Tuesday night Megyn Kelly aired the first part of a two-part interview with domestic terrorist and friend of Obama, Bill Ayers. Kelly approached Ayers like a relentless prosecutor, using his own words to condemn his responses.  Ayers repeatedly attempted to turn the conversation away from his violent actions and towards the United States. At one point Kelly responded, "Let me just tell you what I hear when I hear that, I hear you saying, you sound like, with respect, Osama bin Laden."

After a short video describing Ayers terrorist history and his relationship with President Obama, Kelly started off fast and direct

Kelly: So we have to talk about you and your domestic terrorist past. Let's start with this, let's start with this. How many bombings are you responsible for?

Ayers: The Weather Underground I think took credit for just slightly over 20 in a period when there were 20,000 bombings in the United States against the war.

Kelly: And how about you personally.

Ayers: Me personally, I've never talked about it, never will.

Kelly: OK. You could have hurt some people.

Ayers: Absolutely.

Kelly: You acknowledge that.

Ayers: Absolutely.

Kelly: You claim you never did but you acknowledge the risks.

Ayers: Oh, there was a terrible risk and we actually did hurt three of our own people died in the townhouse in New York City in 1970 and that was an incalculable, horrible, devastating loss and yet what they apparently planning to do would have been more devastating. 

Every time Kelly brought up another Weather Underground bombing which his group took credit for, Ayers denied the credit saying it was the propaganda of the time.  He went on:

Ayers: But, you know, one of the things I think that's interesting about these activities of forty years ago, I don't think it's bad to kind of steer through them and try to understand them.
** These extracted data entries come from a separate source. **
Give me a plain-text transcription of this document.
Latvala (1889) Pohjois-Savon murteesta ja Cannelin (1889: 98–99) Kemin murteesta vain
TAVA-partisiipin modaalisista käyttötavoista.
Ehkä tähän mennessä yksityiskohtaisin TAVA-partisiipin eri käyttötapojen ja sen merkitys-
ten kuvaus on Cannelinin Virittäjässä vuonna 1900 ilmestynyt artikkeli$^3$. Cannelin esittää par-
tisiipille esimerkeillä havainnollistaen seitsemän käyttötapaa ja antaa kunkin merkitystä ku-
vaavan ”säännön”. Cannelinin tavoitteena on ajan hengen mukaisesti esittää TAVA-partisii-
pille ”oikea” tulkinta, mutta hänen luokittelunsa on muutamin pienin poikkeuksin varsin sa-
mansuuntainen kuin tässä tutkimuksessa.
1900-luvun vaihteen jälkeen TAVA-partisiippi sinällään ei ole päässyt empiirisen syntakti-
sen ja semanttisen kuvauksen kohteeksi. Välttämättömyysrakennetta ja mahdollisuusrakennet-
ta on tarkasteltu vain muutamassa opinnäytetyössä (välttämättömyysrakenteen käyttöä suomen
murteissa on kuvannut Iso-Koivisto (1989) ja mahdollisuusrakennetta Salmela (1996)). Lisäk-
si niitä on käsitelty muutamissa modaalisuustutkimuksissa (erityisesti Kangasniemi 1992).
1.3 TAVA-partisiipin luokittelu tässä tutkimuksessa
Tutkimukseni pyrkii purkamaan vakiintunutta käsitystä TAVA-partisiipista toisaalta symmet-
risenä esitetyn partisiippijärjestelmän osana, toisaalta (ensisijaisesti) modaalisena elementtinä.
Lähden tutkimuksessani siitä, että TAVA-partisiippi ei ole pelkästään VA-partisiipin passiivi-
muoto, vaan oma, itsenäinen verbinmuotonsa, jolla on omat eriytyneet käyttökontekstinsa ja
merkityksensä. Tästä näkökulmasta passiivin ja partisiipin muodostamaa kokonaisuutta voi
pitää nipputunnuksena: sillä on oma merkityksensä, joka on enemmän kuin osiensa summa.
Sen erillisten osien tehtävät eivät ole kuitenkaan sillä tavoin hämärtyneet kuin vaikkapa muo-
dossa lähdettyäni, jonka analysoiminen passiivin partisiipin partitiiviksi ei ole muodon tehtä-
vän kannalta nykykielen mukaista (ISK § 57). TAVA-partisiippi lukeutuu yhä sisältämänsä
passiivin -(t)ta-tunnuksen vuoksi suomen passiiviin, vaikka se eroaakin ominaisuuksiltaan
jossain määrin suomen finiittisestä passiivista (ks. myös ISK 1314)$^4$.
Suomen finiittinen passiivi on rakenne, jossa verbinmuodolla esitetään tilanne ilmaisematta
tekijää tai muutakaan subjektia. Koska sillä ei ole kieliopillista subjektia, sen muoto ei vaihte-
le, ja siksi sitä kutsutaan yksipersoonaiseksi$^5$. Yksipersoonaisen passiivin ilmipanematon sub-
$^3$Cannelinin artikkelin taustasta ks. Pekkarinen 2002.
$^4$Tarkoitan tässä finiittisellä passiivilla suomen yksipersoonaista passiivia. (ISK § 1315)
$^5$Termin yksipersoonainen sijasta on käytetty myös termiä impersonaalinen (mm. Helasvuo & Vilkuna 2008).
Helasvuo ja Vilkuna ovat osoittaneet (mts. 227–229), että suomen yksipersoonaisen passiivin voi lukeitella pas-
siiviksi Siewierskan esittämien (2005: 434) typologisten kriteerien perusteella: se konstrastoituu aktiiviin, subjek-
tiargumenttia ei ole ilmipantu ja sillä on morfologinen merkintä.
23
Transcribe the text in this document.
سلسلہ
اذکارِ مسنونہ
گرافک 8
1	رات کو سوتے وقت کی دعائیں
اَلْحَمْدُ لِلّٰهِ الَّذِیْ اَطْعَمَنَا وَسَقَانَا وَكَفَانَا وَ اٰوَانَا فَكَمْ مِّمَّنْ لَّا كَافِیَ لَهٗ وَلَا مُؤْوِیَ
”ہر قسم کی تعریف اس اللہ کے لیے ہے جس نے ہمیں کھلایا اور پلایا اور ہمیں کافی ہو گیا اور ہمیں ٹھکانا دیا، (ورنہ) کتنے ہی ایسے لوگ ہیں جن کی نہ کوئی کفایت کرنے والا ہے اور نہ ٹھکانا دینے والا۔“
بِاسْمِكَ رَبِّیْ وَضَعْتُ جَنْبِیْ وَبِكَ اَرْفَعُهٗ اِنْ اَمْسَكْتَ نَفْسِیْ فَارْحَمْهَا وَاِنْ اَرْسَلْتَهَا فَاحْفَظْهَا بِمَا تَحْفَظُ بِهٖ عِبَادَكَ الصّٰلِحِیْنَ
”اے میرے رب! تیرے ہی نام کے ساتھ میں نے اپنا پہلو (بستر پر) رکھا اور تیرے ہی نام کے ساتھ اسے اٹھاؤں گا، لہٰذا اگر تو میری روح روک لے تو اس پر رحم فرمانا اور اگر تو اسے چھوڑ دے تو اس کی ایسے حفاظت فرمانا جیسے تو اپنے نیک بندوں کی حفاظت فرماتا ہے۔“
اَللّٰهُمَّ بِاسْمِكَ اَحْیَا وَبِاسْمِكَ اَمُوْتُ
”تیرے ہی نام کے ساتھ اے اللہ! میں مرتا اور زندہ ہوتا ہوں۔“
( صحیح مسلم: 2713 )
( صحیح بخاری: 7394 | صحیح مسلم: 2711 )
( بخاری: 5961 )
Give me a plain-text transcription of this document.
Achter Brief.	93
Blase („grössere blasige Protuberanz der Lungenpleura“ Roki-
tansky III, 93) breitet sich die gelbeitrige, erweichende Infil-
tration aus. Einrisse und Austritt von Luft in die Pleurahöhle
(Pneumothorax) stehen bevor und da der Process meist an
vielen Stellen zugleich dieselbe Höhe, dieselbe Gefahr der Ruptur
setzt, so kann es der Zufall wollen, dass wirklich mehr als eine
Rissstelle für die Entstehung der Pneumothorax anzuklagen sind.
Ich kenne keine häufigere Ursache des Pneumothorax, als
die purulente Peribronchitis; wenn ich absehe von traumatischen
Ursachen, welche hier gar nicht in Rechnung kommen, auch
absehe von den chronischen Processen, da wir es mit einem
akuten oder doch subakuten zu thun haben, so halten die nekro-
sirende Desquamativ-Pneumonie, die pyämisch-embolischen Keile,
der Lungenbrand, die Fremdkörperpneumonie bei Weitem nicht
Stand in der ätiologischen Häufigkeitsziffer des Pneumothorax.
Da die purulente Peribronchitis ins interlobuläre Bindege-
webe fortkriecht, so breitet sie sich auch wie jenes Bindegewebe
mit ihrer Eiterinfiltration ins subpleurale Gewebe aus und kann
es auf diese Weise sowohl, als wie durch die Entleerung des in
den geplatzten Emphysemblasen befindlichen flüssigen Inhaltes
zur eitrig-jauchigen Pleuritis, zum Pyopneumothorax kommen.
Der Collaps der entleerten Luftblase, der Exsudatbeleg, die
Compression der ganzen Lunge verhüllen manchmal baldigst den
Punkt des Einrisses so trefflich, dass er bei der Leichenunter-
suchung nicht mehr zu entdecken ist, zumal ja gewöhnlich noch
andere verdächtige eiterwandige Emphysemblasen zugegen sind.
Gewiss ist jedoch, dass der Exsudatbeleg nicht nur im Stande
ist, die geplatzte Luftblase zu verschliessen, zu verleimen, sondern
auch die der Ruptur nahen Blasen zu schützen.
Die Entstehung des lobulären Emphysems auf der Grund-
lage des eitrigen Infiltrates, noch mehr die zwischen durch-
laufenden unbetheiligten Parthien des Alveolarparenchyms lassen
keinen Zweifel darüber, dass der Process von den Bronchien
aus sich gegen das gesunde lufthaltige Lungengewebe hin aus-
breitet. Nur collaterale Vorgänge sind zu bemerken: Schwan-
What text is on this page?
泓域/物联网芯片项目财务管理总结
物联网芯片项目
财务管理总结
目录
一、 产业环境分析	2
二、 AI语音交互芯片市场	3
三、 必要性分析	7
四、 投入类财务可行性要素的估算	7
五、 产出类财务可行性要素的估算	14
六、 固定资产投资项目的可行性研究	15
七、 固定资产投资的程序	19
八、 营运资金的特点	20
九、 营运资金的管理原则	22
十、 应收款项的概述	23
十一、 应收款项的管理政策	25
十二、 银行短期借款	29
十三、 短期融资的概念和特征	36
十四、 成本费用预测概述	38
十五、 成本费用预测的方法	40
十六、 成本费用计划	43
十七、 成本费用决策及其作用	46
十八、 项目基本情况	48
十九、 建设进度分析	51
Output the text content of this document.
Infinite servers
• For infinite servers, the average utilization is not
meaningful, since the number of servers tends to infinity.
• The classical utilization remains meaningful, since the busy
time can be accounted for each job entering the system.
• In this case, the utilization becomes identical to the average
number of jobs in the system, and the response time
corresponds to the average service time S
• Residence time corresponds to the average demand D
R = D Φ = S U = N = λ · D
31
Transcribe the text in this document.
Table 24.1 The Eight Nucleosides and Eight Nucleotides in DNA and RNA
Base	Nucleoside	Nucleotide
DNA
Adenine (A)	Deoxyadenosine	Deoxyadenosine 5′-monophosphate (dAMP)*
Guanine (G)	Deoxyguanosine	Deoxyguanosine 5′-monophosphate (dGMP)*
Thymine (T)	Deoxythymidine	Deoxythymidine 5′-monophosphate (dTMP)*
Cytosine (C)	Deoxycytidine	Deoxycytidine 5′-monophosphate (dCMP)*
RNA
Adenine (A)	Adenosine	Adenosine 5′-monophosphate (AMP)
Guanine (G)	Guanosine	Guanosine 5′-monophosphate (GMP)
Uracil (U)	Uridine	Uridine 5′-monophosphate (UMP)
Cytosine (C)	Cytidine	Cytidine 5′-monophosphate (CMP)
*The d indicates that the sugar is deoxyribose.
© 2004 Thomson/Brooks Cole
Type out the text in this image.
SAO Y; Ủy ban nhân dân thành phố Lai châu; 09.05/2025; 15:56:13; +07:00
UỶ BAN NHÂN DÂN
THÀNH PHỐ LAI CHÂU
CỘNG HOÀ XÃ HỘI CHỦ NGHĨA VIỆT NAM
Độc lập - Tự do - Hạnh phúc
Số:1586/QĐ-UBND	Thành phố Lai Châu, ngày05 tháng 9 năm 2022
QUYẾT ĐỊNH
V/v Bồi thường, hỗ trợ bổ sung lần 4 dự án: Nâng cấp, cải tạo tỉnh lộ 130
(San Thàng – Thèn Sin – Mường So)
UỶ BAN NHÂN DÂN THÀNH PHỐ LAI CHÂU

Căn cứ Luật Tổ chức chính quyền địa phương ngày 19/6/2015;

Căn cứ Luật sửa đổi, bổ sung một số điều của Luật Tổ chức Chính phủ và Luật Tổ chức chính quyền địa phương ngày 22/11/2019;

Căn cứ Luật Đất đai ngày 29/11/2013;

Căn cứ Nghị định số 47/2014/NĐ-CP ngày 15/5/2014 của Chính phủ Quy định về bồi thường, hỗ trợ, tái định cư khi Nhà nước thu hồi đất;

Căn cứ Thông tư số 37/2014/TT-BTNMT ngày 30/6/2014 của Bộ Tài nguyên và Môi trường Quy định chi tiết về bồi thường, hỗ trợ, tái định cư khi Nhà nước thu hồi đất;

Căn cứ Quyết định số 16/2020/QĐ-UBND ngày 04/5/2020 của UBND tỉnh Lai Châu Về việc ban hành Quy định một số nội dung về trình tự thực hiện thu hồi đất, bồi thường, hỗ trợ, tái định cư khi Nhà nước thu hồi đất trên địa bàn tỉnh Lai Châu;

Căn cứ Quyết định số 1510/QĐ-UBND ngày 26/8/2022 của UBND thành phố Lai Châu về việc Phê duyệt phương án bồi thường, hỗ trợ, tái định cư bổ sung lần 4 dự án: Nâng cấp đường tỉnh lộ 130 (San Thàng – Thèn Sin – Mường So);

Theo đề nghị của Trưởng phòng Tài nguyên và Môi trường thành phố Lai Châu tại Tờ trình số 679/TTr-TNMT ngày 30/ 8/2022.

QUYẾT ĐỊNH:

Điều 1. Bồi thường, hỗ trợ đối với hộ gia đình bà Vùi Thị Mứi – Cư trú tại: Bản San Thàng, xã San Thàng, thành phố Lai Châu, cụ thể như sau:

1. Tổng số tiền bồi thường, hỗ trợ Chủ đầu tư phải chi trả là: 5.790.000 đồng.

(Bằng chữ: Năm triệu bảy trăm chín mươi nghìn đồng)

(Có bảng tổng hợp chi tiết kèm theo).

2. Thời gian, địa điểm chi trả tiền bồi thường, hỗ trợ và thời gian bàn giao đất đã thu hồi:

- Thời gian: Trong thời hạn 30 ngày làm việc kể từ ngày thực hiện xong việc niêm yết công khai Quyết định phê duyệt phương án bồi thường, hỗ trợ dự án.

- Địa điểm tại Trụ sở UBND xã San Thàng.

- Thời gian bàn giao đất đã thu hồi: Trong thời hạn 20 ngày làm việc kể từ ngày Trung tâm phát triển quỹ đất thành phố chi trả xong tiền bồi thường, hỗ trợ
Kelly: You have written about them extensively --

Ayers: Have I've written about them myself? Absolutely. But I think it would be fair and balanced to also look at the violence that was and is going on perpetrated by the government, by the official agencies and organs of the government.

Kelly: Let me just tell you what I hear when I hear that, I hear you saying, you sound like, with respect, Osama bin Laden?

Ayers: What?

Kelly: In order to evaluate my actions which have hurt a lot of people, right? I know you deny it but there's evidence --

Ayers: I deny it.

​Later Kelly took him through other specific acts done by Ayers when he went underground, each time Ayers justified it by the deaths caused by American soldiers in Vietnam. But Kelly wasn't hearing any of it as she continued with her prosecutorial-type questions:

Kelly: Your critics say, when you make that argument, you sound like Adolph Hitler. Now, this is from the same documentary that we've been pulling clips from. This is a man a man who was part of the Weather Underground talking about you, saying you were closer to Hitler than you were to Gandhi. Listen (she plays a clip from an interview of former member of the weathermen Todd Gitlin)

Gitlin: They brought themselves -- they were not brought, they brought themselves to that point...To the point at which they were ready to be mass murders. This is mass murder we're talking about. They came to this conclusion, which is the conclusion that was come to by all the great killer killers, whether Hitler or Stalin or Mao, that they have a grand project for the transformation and purification of the world. And in the face of that project, ordinary life is dispensable.

Ayers: That's Todd Gitlin. He was not in the Weather Underground. He was the leader of the Students for Democratic Society, he's a professor at Columbia. And that quote to me is nuts. So, you want to talk about who is in the grand tradition of destroying thousands of millions of people? It's the American war in Vietnam where John McCain was in fact dropping bombs . . .  

Kelly: And when the Weather Underground went into a townhouse and put together a bomb with nails in it and allegedly, I mean, allegedly killed a police officer and bombed the home of John Murtaugh, a federal judge with a 9-year-old boy in his bed --

Ayers: No, we didn't kill a police officer --

Kelly: You deny it but there is evidence on the contrary.

The interview continued in that manner, Kelly asking the tough questions, Ayers trying to squirm out of the truth and Kelly forcing him into a corner with his own words and writings.